Yes, they did, and I would absolutely spring for the Abarth as soon as a clever salesman said "It's only an extra $XX per month!"

Unfortunately, I didn't get a chance to drive it on the street. Only a few exist at this point, and they were stuck at the autocross course.

Mark_Booth
Mark_Booth New Reader
6/10/16 1:34 a.m.

Thanks, Tom! Great review (the best I've read so far).

Mark

Mitchell
Mitchell UberDork
6/10/16 2:06 a.m.

Shame that the blue is a limited edition. It is beautiful.

Jerry
Jerry UltraDork
6/10/16 6:36 a.m.

I'm not a convertible fan, but damn this other Abarth sounds tempting.

alfadriver
alfadriver MegaDork
6/10/16 6:59 a.m.

Nice- and thanks for the comparisons.

I still find it interesting how focused we are as enthusiasts that we want ultra flat cornering. Back when the original 124 was out, cars like it and the Alfas handled really well, but had pretty soft set ups. My Alfa leans a lot in corners.

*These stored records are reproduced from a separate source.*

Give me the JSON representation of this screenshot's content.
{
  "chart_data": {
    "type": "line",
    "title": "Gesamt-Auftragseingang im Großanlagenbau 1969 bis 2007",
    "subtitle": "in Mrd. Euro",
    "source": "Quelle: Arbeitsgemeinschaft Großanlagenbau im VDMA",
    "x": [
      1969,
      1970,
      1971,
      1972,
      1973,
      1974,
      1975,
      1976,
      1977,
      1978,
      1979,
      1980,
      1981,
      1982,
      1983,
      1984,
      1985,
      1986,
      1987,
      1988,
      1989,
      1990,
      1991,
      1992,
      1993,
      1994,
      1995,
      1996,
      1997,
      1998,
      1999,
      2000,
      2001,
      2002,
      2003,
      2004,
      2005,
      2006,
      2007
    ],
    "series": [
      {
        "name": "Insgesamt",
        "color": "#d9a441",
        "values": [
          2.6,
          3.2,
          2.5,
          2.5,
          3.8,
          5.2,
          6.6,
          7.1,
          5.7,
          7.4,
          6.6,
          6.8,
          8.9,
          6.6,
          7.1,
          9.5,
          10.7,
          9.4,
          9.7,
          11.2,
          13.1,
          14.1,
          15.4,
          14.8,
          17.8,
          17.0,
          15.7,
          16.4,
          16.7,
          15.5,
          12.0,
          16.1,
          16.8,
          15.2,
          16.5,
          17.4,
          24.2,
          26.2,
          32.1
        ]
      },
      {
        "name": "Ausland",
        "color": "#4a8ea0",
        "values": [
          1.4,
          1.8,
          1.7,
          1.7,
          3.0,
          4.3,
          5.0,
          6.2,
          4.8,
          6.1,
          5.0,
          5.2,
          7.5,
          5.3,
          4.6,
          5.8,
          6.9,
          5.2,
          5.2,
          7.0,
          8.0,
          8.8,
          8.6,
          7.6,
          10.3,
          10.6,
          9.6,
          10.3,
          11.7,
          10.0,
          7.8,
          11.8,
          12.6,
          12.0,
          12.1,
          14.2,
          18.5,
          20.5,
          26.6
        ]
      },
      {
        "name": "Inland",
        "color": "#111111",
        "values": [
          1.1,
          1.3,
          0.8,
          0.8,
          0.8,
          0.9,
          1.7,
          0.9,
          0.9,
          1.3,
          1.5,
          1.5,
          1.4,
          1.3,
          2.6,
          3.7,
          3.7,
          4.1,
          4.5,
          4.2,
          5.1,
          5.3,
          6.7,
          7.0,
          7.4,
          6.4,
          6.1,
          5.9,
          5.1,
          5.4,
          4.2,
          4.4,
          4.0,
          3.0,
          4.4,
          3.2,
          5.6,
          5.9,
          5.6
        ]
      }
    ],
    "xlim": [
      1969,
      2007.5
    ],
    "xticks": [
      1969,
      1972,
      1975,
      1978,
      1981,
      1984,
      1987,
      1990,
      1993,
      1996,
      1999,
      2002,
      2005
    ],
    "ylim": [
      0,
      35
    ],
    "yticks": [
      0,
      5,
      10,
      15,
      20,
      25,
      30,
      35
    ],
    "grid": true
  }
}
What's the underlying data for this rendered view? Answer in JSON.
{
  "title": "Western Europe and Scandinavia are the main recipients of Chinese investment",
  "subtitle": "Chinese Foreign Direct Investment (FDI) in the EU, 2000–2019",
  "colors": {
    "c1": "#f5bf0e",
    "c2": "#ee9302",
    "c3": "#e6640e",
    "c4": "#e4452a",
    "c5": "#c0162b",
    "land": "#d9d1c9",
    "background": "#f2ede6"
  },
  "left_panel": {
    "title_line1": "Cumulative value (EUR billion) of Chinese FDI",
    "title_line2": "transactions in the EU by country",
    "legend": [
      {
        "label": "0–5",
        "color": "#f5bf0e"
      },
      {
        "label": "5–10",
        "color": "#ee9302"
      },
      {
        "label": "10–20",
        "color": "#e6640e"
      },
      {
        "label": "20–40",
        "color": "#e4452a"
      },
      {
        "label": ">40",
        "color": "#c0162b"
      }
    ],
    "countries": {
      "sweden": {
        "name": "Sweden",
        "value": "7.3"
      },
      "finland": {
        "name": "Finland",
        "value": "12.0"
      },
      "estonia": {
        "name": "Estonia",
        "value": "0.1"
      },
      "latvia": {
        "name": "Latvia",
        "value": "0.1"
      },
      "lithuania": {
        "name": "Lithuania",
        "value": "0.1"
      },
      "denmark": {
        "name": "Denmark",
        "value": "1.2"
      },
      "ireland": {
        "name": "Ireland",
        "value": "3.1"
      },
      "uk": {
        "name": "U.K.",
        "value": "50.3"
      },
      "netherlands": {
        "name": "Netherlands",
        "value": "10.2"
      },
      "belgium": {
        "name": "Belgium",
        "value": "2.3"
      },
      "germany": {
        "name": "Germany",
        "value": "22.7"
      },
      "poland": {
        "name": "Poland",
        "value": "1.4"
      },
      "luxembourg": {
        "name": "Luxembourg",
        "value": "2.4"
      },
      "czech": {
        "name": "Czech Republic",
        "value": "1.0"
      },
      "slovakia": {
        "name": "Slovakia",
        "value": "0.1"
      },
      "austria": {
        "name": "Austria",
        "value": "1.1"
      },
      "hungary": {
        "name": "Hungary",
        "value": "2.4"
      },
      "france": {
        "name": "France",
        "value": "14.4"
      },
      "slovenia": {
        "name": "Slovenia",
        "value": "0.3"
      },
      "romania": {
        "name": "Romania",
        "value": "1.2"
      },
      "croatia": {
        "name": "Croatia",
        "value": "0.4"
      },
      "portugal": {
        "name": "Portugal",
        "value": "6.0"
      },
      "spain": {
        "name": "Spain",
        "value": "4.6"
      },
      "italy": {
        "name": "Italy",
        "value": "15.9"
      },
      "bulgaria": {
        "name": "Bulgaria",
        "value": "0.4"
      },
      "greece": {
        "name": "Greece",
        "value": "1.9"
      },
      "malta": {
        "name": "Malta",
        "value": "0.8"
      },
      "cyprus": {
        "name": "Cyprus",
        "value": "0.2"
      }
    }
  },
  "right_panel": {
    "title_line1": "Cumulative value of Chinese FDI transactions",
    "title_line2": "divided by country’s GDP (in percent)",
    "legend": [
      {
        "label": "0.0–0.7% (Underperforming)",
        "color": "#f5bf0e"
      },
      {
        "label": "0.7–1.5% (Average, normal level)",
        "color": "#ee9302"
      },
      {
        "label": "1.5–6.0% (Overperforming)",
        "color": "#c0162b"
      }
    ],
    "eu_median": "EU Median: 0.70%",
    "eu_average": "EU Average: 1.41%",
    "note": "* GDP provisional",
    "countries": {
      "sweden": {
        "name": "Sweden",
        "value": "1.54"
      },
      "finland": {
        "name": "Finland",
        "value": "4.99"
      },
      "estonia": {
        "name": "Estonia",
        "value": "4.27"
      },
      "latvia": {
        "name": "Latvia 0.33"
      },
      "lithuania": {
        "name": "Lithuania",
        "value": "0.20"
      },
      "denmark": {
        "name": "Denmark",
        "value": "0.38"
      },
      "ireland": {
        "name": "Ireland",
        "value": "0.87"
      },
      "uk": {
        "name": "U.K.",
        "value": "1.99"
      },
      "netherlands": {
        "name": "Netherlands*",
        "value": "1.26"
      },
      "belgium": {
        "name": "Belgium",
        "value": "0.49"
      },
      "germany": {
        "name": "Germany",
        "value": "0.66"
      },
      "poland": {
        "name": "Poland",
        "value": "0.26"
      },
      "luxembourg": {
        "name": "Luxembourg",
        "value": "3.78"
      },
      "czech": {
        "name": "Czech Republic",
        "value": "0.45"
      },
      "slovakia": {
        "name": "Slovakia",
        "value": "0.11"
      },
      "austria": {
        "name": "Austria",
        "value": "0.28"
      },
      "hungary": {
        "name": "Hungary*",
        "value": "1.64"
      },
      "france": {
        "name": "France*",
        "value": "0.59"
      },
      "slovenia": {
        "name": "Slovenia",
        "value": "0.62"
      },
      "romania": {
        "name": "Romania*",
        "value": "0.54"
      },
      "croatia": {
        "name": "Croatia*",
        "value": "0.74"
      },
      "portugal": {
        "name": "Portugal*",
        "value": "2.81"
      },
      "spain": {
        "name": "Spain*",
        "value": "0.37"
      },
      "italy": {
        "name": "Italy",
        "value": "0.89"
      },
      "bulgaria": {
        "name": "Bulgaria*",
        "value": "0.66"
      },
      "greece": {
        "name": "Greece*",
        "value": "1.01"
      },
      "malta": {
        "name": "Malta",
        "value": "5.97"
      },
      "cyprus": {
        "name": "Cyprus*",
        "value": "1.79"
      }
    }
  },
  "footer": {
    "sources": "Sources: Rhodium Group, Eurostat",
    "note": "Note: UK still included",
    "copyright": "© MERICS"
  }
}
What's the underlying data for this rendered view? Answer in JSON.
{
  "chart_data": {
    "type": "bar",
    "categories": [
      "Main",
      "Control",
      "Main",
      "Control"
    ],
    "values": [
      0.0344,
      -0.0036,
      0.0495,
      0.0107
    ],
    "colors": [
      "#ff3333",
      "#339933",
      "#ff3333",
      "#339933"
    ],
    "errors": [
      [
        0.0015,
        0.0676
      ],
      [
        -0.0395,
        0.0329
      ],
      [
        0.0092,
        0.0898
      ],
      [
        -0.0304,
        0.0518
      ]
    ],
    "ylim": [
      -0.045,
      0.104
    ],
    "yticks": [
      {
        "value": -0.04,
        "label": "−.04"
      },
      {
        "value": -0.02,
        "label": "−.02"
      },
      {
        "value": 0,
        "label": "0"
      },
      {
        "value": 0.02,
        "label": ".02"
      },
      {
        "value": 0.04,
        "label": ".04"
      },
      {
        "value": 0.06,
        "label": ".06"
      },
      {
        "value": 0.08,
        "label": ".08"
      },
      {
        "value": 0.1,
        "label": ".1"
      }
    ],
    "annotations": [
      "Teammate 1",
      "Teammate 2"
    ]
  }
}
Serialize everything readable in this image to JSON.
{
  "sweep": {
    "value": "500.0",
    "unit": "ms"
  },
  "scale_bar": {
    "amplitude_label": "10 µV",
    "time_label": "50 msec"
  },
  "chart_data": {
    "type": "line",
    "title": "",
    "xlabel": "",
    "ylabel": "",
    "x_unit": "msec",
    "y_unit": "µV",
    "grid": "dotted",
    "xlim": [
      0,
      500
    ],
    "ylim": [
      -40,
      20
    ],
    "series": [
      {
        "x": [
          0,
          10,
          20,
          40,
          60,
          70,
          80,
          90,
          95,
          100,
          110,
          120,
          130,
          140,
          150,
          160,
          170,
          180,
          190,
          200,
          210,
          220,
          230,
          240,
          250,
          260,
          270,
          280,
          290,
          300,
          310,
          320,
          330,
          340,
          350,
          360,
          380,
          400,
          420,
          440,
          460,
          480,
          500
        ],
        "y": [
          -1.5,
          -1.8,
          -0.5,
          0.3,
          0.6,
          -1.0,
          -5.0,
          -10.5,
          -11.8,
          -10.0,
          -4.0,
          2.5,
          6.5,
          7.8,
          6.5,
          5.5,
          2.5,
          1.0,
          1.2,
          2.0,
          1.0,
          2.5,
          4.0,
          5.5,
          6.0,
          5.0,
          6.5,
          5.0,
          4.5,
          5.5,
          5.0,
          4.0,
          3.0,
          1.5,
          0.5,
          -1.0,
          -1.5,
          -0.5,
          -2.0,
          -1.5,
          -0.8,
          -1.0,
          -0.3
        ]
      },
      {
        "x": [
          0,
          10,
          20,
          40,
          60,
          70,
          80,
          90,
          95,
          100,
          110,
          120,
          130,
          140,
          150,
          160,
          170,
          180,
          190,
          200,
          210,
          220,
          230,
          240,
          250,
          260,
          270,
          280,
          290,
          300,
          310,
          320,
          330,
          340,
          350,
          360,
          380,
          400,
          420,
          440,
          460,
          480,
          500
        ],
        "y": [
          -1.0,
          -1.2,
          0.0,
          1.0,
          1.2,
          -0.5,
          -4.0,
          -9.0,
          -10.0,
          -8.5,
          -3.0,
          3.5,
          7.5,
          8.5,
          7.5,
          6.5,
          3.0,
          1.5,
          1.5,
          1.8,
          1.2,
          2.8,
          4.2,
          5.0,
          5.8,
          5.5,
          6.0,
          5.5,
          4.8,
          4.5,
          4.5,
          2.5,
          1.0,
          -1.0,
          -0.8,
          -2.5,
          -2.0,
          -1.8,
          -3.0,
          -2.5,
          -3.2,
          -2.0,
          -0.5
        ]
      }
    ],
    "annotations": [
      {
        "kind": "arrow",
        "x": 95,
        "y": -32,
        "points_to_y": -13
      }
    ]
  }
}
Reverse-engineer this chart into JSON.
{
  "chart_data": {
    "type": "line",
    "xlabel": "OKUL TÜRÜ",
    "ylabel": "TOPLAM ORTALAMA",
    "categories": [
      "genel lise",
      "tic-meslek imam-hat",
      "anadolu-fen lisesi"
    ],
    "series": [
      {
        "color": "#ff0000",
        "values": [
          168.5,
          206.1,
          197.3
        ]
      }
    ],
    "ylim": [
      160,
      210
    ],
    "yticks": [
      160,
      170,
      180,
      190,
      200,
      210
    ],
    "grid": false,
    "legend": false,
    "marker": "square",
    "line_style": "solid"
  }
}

Having a soft/"leany" car corner so well is a very good thing.

A few years ago, when that car was supposed to have a different badge, it was #1 on my future buy list. At least with this review, it's gone back up some.

mazdeuce
mazdeuce UltimaDork
6/10/16 7:05 a.m.

This is an exciting car.

IndyJoe
IndyJoe Dork
6/10/16 7:15 a.m.

The want it Strong for this one. What a good looking car. I'm glad to hear they're using the NC transmission, instead of the (apparently weaker) ND Miata unit. Very well written article Tom. Thanks.

David S. Wallens
David S. Wallens Editorial Director, Grassroots Motorsports & Classic Motorsports
6/10/16 7:51 a.m.

I'm a sucker for a flat black hood, so you know which way I'm leaning.

David S. Wallens
David S. Wallens Editorial Director, Grassroots Motorsports & Classic Motorsports
6/10/16 8:42 a.m.
mazdeuce wrote: This is an exciting car.

Very much so. Plus it gives our world another real sports car. In a day of self-driving cars and SUVs and automatic gearboxes, this is big, big news.